Boiled Peanuts A Southern Treat and Snack


2 cups salt
3 tablespoons garlic powder
3 tablespoons onion powder
3 tablespoons red pepper flakes
Water: enough to cover peanuts


I use a slow cooker so that I may prepare and just let them cook for hours on end. Cook on low for 10-12 hours or on high for 6. The length of time is more of a personal taste: less time for a crunchier peanut or longer for a softer, juicer one. Of course the salt content may be adjusted as well. I prefer my boiled peanuts salty and soft.
Wash and sort peanuts. I place mine in a colander to rinse and drain after "picking" through them. Place peanuts in slow cooker, add all spices and cover peanuts with water. The peanuts may appear to be floaters. They will settle down as the water begins to heat.
There is not really a right or wrong amount of time to boil the peanuts. The longer the better for me personally. When cooked to preference turn off and drain excess water. EAT and ENJOY!
Boiled peanuts may also be cooled and put in the freezer for future snacking! Just reheat in the microwave.

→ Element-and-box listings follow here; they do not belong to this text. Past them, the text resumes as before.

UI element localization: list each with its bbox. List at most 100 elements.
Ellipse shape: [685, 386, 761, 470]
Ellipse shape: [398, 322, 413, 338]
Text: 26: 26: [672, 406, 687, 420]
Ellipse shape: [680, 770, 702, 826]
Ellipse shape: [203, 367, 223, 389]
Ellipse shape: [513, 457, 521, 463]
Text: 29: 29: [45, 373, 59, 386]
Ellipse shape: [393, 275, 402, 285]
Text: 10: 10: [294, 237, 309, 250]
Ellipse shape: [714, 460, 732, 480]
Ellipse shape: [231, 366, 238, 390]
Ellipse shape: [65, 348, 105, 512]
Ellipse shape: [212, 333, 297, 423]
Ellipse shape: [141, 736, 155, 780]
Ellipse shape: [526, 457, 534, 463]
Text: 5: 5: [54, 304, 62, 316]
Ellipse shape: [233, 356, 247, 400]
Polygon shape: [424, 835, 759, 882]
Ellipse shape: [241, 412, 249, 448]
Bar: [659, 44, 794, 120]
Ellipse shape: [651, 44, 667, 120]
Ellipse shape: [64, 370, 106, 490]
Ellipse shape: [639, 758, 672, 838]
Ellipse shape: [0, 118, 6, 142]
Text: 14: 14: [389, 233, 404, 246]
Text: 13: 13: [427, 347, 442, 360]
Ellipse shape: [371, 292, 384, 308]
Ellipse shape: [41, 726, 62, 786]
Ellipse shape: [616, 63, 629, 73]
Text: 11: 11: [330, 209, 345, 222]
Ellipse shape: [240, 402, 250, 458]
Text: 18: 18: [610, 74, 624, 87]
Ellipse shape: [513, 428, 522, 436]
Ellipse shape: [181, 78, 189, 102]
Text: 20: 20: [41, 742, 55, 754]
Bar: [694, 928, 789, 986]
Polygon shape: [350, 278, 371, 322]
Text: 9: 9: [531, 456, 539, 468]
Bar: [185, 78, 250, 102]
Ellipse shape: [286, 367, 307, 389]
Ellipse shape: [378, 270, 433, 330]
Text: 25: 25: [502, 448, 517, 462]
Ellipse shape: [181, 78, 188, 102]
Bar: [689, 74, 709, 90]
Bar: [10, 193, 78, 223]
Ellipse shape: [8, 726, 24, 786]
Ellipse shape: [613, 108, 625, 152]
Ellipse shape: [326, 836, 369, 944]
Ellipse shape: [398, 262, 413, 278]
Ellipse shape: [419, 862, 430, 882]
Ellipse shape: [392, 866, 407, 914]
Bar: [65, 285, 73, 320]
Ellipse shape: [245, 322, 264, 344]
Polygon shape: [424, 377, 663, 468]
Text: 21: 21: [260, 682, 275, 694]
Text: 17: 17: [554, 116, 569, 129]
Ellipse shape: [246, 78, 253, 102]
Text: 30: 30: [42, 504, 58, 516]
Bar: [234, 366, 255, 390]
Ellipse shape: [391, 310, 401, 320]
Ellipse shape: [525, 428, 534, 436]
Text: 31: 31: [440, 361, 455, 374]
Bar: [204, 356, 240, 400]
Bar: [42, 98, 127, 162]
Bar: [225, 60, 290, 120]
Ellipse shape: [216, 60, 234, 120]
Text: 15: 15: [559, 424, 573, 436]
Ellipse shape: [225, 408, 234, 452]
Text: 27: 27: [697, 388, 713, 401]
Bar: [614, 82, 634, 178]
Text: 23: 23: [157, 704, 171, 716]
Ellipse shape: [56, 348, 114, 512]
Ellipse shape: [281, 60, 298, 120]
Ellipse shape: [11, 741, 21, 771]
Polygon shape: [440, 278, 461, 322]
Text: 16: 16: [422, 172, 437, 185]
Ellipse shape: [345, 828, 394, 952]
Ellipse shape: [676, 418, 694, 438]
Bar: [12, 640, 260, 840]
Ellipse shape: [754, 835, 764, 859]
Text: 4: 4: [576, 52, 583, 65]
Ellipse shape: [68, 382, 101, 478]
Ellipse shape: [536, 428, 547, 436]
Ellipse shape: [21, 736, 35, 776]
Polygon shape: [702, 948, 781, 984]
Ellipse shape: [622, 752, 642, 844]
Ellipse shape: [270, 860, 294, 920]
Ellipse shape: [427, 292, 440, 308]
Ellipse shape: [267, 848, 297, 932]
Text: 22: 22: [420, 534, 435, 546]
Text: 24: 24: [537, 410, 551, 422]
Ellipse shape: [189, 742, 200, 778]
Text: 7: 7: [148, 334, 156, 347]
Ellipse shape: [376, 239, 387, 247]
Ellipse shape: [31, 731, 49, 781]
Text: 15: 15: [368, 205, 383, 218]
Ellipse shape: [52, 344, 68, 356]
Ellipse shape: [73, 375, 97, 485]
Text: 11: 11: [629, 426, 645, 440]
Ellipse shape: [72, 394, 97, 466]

I remember as a young girl taking day trips to the Blue Ridge mountains in Northeast Georgia. We usually went in the fall so that my parents could admire the fall foliage. (I was a pre-teen and at that time thought "how stupid" haha). The BEST part of that trip were the boiled peanuts we would always stop to buy and snack on. Along the mountain roads there were roadside stands with the words sometimes painted and stamped on pieces of wood or scrawled out on cardboard signs that stated:


How great they were. Soft, salty, and juicy. You had to be careful if you liked to "suck" on your peanut before cracking it open. A girl could accidentally squirt her little brother in the eye with peanut juice!

Trips to the local trade day here in my little town offer a chance to relive a taste I enjoyed as a child and sometimes crave as an adult. Boiled peanuts are a southern treat. You can read more about this southern delicacy here:

This weekend I am returning back to the mountains in Northeast Georgia and I wanted to make my own recipe. This recipe is my father's and I have "tweaked" it a bit.